Dan kalimat itu adalah penutup dari pertemuan pertama mereka setelah tiga belas tahun berlalu. Seharusnya Marisha menahan Diah, tetapi kekuatannya sudah habis sampai di sini. Kasihan Abi jika mengetahui apa yang ada di dalam pemikiran ibu kandungnya sendiri.

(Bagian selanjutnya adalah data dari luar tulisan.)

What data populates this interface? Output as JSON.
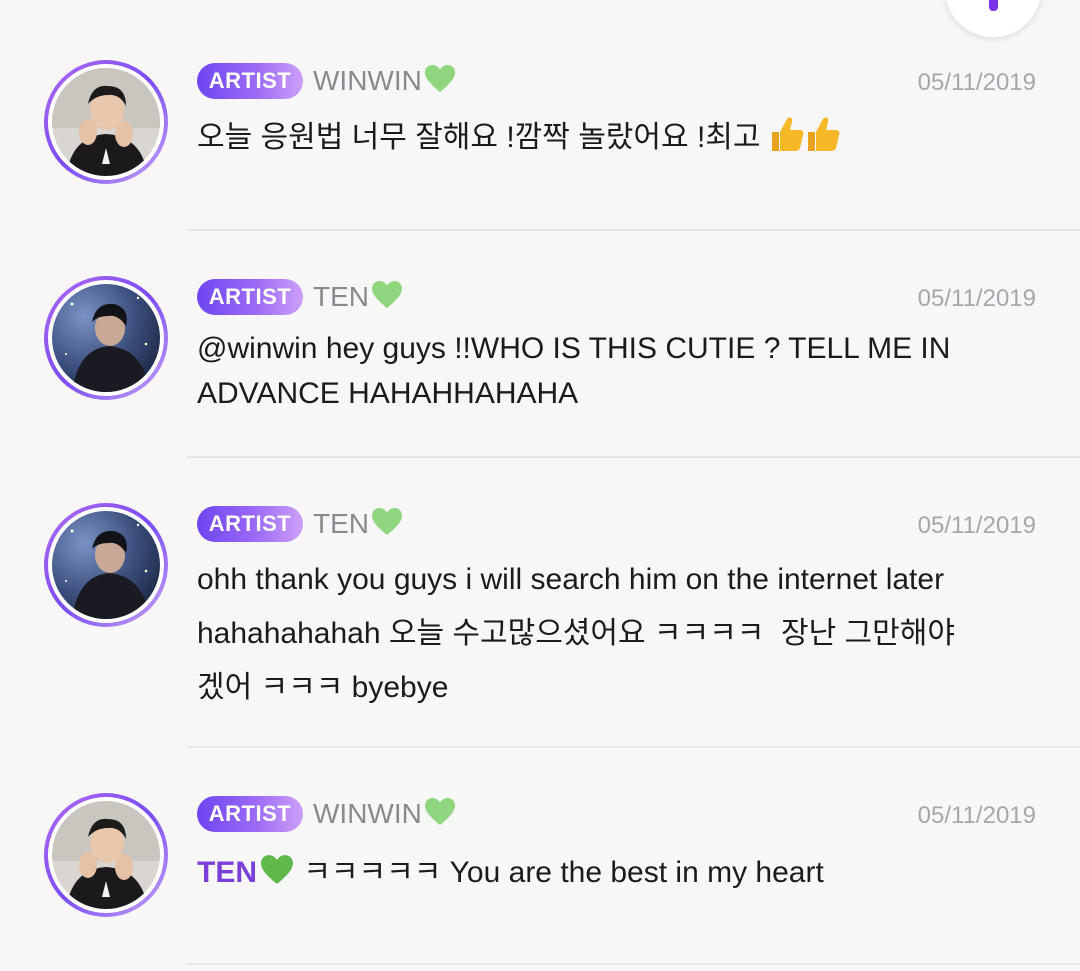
{
  "fab": {
    "icon": "compose-icon"
  },
  "comments": [
    {
      "badge": "ARTIST",
      "author": "WINWIN",
      "date": "05/11/2019",
      "text": "오늘 응원법 너무 잘해요 !깜짝 놀랐어요 !최고 ",
      "avatar": "winwin-avatar"
    },
    {
      "badge": "ARTIST",
      "author": "TEN",
      "date": "05/11/2019",
      "line1": "@winwin hey guys !!WHO IS THIS CUTIE ? TELL ME IN",
      "line2": "ADVANCE HAHAHHAHAHA",
      "avatar": "ten-avatar"
    },
    {
      "badge": "ARTIST",
      "author": "TEN",
      "date": "05/11/2019",
      "line1": "ohh thank you guys i will search him on the internet later",
      "line2": "hahahahahah 오늘 수고많으셨어요 ㅋㅋㅋㅋ  장난 그만해야",
      "line3": "겠어 ㅋㅋㅋ byebye",
      "avatar": "ten-avatar"
    },
    {
      "badge": "ARTIST",
      "author": "WINWIN",
      "date": "05/11/2019",
      "mention": "TEN",
      "text": " ㅋㅋㅋㅋㅋ You are the best in my heart",
      "avatar": "winwin-avatar"
    }
  ],
  "colors": {
    "accent": "#7b3fd9",
    "badge_start": "#6e45f0",
    "badge_end": "#cd9ff7",
    "heart": "#8fd67f",
    "thumb": "#f6b827"
  }
}
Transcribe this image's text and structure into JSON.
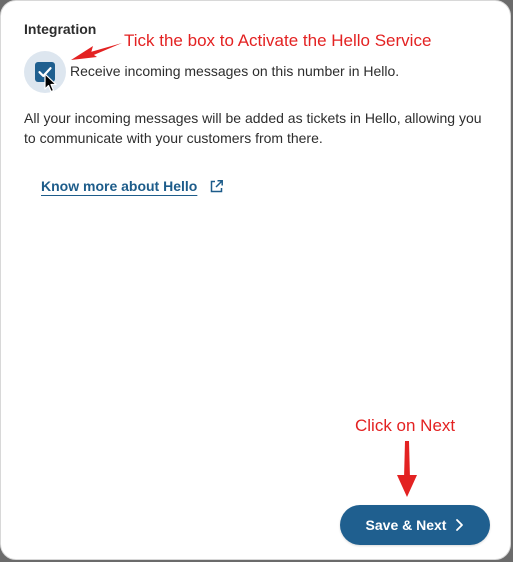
{
  "integration": {
    "section_title": "Integration",
    "checkbox_label": "Receive incoming messages on this number in Hello.",
    "checkbox_checked": true,
    "description": "All your incoming messages will be added as tickets in Hello, allowing you to communicate with your customers from there.",
    "know_more_link": "Know more about Hello"
  },
  "annotations": {
    "tick_box": "Tick the box to Activate the Hello Service",
    "click_next": "Click on Next",
    "color": "#e32222"
  },
  "footer": {
    "save_next_label": "Save & Next"
  },
  "colors": {
    "primary": "#1f5f8f",
    "link": "#1d5c8a",
    "text": "#2d2d2d"
  },
  "icons": {
    "checkbox": "check-icon",
    "link": "external-link-icon",
    "button": "chevron-right-icon",
    "pointer": "mouse-pointer-icon"
  }
}
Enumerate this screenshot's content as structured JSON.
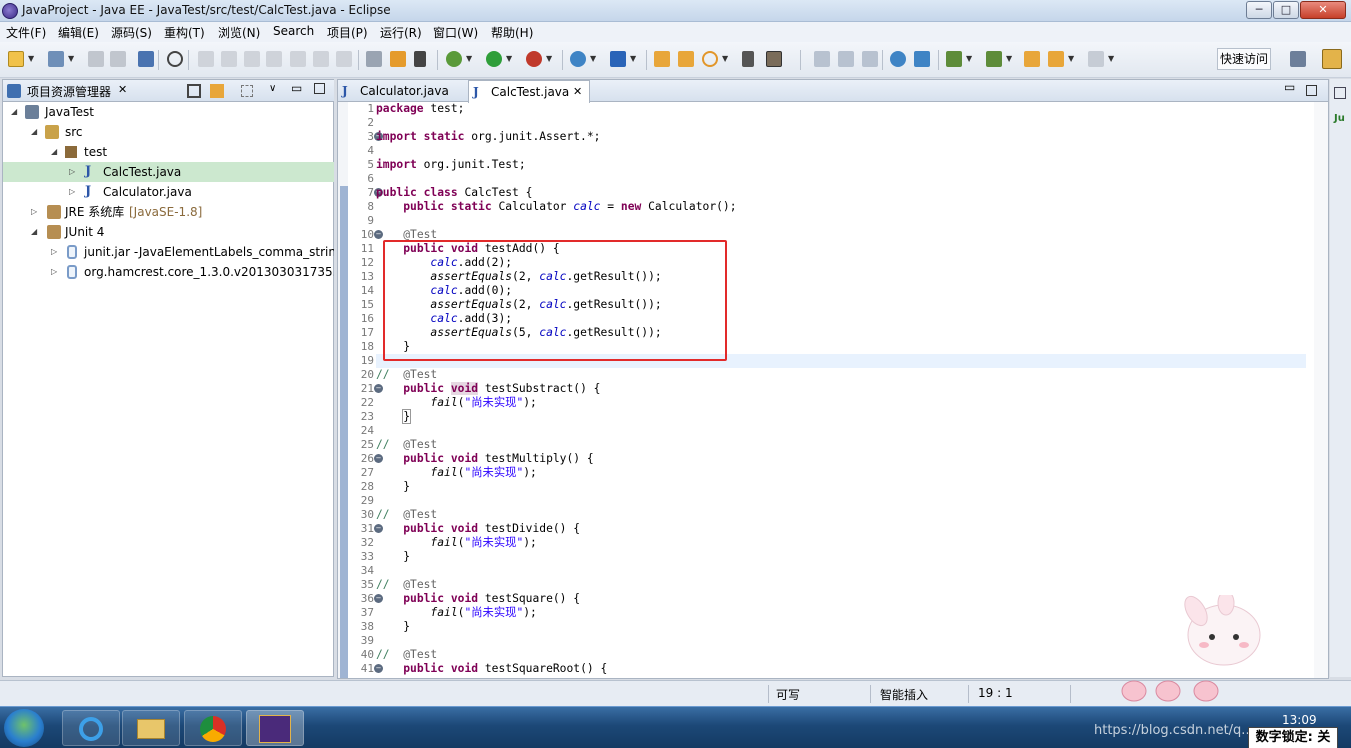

Marisha mengusap wajahnya dan sedikit memberikan polesan di sana guna menyamarkan jejak air matanya. Setelah turun dari eskalator, Marisha melihat punggung Abi yang tengah bersandar di depan mobilnya sambil memegangi belanjaan mereka yang sangat banyak.

"Abi, maaf ya Bunda lama."

Abi menoleh dan segera mengulurkan credit card Marisha yang langsung disambut olehnya.

"Yang dicari ada Bunda?" tanya Abi.

Marisha menunduk sekilas. Yang dicari memang ada Abi, tapi sudah pergi lagi dan Marisha tidak akan peduli. Karena dia tahu alasan Diah sungguh sangat kejam.

Marisha kemudian menggeleng.
"Tidak ada. Sudahlah nanti saja kapan-kapan."

Abi tidak terlalu mempermasalahkan benda apa yang dicari Bunda sampai ke lantai dua. Mungkin hanya kaum hawa saja yang mengerti.

Abi lupa tidak membawa tabletnya jadi memilih memandangi pemandangan jalanan di balik kaca mobil.

"Bunda, Abi mau nanya dong."

"Apa?"

Abi sempat ragu ingin menanyakan pada Bunda. Tapi, ia sudah terlanjur penasaran juga.

"Waktu itu Kasih pendarahan Bunda, katanya itu urusan cewek. Tapi, kenapa Kasih yang masih tiga belas tahun udah ngalamin pendarahan, Bun?"

Sontak Marisha tertawa nyaring. Abi ada-ada saja. Tapi Marisha sudah mengerti kata pendarahan yang dimaksud Abi itu apa.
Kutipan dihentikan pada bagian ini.